Most web applications now use the classic three-tier hierarchical structure, so it is best to use @Repository, @Service and @Controller in the persistence layer, business layer and control layer to annotate the classes in the layer, respectively. Annotate neutral classes with @Component. In a slightly larger project, there are usually hundreds of components. If these components are configured with xml bean definitions, it will obviously increase the size of the applicationContext.xml configuration file, and it is not very convenient to find and maintain. Spring 2.5 introduces an automatic component scanning mechanism for us, which can find classes annotated with @Component, @Service, @Controller, @Repository annotations in the classpath, and incorporate these classes into the spring container for management. Its role is the same as configuring the component using the bean node in the applicationContext.xml file. To use the automatic scanning mechanism, we need to open the following configuration information (here also added references to beans, aop, tx (transactions)):

<beans xmlns="http://www.springframework.org/schema/beans" xmlns:aop="http://www.springframework.org/schema/aop"
  xmlns:context="http://www.springframework.org/schema/context" xmlns:tx="http://www.springframework.org/schema/tx"
  xmlns:xsi="http://www.w3.org/2001/XMLSchema-instance"
  xsi:schemaLocation="
    http://www.springframework.org/schema/beans http://www.springframework.org/schema/beans/spring-beans-2.5.xsd
    http://www.springframework.org/schema/aop http://www.springframework.org/schema/aop/spring-aop-2.5.xsd
    http://www.springframework.org/schema/context http://www.springframework.org/schema/context/spring-context-2.5.xsd
    http://www.springframework.org/schema/tx http://www.springframework.org/schema/tx/spring-tx-2.5.xsd">
	<!-- Using scanning + annotation for development can improve development efficiency, later maintenance becomes difficult, and readability deteriorates -->
	<context:component-scan base-package="com.study.persistent.services" />
	......
</beans>

 Where base-package is the package to be scanned (including all sub-packages), @Service is used to mark business layer components, that is, to define a bean, and automatically instantiate a bean with a lowercase letter according to the class name of the bean, such as Chinese The instantiation is Chinese, if you need to change the name yourself: @Service ("the bean name you changed by yourself"), @Controller is used to mark control layer components (such as actions in struts), @Repository is used to mark data access components, That is, DAO components, and @Component generally refers to components. When components are not well classified, we can use this annotation to mark them.

Injection method:
inject the DAO implementation class into the service implementation class, inject the service interface (not the service implementation class) into the action, do not new the injected class when injecting, because spring will inject it automatically, if you manually re-inject it. If new, there will be an error. Then the getter() and setter() methods are no longer needed after adding @Autowired to the property, and spring will also inject it automatically.
Note:
In the spring configuration file, you only need to add <context:annotation-config/> and <context:component-scanbase-package="package where the class needs to be injected"/>, you can use base-package="* "Indicates all classes.

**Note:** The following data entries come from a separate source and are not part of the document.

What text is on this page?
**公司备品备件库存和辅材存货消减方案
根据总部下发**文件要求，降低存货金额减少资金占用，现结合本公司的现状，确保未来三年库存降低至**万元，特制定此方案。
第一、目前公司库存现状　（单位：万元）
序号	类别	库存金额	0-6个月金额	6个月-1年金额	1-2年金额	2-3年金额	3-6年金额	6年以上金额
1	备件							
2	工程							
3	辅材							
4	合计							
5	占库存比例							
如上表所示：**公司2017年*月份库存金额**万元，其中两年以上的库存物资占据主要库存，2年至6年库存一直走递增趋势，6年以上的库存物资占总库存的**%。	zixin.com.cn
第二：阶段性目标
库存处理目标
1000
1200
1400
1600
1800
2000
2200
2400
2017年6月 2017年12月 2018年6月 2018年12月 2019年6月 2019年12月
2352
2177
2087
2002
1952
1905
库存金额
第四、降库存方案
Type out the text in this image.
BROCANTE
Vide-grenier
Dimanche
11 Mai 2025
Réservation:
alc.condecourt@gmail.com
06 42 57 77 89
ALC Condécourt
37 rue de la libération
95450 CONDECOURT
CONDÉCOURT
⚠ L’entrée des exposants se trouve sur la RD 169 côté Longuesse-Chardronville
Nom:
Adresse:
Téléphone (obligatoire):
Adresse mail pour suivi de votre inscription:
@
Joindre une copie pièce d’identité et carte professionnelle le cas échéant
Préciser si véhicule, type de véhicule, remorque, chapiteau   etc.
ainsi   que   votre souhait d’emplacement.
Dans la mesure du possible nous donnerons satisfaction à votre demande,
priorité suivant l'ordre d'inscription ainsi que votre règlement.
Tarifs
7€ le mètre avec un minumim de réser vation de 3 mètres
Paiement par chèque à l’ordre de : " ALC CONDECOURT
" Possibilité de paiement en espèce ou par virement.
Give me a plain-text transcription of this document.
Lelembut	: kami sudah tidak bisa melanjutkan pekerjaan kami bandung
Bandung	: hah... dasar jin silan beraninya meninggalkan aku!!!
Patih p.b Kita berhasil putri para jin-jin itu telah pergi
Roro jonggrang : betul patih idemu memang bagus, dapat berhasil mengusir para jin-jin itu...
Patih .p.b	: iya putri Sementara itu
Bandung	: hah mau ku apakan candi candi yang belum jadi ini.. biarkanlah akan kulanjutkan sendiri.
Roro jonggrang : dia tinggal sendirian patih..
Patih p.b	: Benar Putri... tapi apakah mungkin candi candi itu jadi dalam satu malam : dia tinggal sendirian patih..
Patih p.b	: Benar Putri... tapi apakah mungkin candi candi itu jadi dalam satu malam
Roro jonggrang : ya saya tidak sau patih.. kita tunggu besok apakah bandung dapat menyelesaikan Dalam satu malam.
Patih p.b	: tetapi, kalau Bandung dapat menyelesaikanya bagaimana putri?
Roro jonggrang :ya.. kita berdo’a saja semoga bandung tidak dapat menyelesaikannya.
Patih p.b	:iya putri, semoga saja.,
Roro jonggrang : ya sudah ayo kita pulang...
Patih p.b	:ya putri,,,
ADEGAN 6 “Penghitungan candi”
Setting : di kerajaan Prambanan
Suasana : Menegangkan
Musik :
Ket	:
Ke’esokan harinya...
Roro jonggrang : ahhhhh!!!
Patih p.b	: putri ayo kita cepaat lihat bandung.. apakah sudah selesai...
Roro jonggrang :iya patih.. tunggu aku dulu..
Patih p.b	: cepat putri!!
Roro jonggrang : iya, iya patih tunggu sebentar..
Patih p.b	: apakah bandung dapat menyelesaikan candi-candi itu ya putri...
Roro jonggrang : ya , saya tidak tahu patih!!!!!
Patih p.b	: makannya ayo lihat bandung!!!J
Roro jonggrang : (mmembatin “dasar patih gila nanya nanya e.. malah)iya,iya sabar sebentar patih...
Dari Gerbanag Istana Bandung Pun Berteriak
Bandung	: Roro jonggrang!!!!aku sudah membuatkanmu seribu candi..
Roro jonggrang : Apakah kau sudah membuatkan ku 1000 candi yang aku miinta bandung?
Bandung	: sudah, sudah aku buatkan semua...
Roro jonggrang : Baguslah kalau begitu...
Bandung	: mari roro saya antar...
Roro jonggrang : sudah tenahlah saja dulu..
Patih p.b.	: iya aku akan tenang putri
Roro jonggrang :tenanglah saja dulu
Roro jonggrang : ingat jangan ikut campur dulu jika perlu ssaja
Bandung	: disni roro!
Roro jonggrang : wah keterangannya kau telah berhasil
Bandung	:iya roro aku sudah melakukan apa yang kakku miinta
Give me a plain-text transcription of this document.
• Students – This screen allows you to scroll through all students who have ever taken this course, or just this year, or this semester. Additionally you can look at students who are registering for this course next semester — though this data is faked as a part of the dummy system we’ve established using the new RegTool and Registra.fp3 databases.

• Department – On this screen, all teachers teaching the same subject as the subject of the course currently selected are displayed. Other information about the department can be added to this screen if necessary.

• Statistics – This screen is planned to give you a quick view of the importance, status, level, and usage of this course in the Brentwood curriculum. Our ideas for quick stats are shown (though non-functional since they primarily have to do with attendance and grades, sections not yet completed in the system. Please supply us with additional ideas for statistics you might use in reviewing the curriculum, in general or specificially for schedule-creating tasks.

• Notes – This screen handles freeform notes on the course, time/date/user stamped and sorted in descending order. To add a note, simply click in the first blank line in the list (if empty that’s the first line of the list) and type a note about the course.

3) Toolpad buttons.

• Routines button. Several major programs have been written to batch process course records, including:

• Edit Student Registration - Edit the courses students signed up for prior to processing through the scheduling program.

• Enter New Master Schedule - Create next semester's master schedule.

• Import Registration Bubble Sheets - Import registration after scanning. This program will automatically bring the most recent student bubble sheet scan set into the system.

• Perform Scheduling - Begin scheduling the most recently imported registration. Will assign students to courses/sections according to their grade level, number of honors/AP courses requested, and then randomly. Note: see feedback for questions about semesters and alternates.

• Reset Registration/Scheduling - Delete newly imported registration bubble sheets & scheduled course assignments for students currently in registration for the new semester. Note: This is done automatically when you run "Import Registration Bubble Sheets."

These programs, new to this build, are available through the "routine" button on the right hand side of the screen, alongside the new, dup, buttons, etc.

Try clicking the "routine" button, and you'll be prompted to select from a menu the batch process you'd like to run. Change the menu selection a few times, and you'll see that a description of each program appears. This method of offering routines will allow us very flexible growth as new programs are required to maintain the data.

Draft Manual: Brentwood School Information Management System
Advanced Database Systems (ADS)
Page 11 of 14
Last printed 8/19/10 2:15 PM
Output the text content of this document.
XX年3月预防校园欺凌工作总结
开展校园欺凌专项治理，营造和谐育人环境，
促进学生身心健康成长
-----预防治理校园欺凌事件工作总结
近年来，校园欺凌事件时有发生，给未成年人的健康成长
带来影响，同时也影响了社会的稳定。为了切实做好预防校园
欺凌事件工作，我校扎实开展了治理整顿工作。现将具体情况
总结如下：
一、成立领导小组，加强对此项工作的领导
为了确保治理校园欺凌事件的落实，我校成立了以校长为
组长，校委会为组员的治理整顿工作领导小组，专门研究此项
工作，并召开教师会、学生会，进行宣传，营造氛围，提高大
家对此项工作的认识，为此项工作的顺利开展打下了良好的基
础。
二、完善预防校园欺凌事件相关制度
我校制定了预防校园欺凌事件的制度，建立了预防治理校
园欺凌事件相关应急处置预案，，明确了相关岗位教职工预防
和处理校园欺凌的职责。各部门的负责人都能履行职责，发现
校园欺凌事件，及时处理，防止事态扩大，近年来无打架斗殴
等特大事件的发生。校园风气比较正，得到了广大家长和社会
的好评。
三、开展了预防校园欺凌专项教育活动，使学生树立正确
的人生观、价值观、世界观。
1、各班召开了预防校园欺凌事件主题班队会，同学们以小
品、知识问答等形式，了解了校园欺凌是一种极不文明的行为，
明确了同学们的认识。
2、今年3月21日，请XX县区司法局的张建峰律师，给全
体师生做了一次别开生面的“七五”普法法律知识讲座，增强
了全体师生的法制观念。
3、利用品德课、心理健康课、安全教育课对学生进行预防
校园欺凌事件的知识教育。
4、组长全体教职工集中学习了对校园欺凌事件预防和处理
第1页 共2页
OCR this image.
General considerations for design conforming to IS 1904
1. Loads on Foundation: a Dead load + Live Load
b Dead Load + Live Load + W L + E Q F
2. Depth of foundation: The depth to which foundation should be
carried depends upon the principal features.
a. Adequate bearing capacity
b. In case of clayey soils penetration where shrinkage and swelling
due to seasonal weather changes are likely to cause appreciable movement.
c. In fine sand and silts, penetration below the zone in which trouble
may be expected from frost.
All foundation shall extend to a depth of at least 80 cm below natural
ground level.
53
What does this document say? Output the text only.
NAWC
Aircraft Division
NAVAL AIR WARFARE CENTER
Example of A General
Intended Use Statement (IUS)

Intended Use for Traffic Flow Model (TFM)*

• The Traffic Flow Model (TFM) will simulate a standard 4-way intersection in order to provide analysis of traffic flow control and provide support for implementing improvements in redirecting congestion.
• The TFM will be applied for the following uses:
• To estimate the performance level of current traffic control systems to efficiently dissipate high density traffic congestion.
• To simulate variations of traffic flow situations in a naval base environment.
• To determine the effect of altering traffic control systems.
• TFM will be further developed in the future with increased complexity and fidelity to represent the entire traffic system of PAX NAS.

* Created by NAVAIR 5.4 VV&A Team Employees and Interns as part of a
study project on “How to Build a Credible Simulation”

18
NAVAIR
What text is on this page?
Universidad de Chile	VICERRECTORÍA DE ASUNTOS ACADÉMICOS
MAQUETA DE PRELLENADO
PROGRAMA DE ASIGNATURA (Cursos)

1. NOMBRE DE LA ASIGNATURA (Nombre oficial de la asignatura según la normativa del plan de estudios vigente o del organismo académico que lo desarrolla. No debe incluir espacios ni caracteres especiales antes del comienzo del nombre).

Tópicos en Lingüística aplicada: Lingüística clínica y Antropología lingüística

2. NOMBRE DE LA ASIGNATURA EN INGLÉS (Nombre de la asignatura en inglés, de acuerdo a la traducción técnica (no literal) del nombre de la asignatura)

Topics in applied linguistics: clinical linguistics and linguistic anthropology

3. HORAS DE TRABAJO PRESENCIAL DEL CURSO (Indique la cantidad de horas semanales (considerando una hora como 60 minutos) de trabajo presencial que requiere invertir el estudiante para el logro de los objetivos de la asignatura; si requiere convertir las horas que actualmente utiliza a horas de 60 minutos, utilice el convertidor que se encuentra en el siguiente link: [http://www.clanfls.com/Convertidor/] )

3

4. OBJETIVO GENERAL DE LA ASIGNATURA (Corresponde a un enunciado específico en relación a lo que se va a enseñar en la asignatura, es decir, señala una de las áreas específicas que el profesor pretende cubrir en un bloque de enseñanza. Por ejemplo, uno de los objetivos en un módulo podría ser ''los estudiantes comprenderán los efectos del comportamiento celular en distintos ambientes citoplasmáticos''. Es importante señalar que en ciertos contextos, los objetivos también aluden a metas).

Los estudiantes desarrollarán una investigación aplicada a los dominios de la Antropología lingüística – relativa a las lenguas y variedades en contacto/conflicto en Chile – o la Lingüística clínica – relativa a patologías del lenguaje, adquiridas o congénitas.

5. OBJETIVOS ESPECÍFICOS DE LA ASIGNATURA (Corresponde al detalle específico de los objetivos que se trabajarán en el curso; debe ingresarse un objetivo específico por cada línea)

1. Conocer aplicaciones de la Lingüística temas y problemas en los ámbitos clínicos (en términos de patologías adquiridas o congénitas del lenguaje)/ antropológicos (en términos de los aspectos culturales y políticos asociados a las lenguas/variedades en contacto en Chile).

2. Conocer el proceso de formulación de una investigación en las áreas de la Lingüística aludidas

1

Mark the @Autowired and @Qualifier annotations in front of the interface so that the interface can be injected by the container. When there are two implementation classes in the interface, you must specify one of them to inject, and use the lowercase string of the implementation class to inject, such as:

public class TestXxx {
@Autowired      
@Qualifier("chinese")       
private Man man;
......
}

 Some examples of spring annotations:

//@Service service layer components, used to mark business layer components
@Service
public class TestServiceImpl implements ITestService {
	......
}

 

//@Repository persistence layer component, used to mark data access components, namely DAO components
@Repository
public class TestDaoImpl implements ITestDao {
	......
}

 Among them, ITestService and ITestDao are interfaces, and the default name of getBean is the class name (the first letter is lowercase).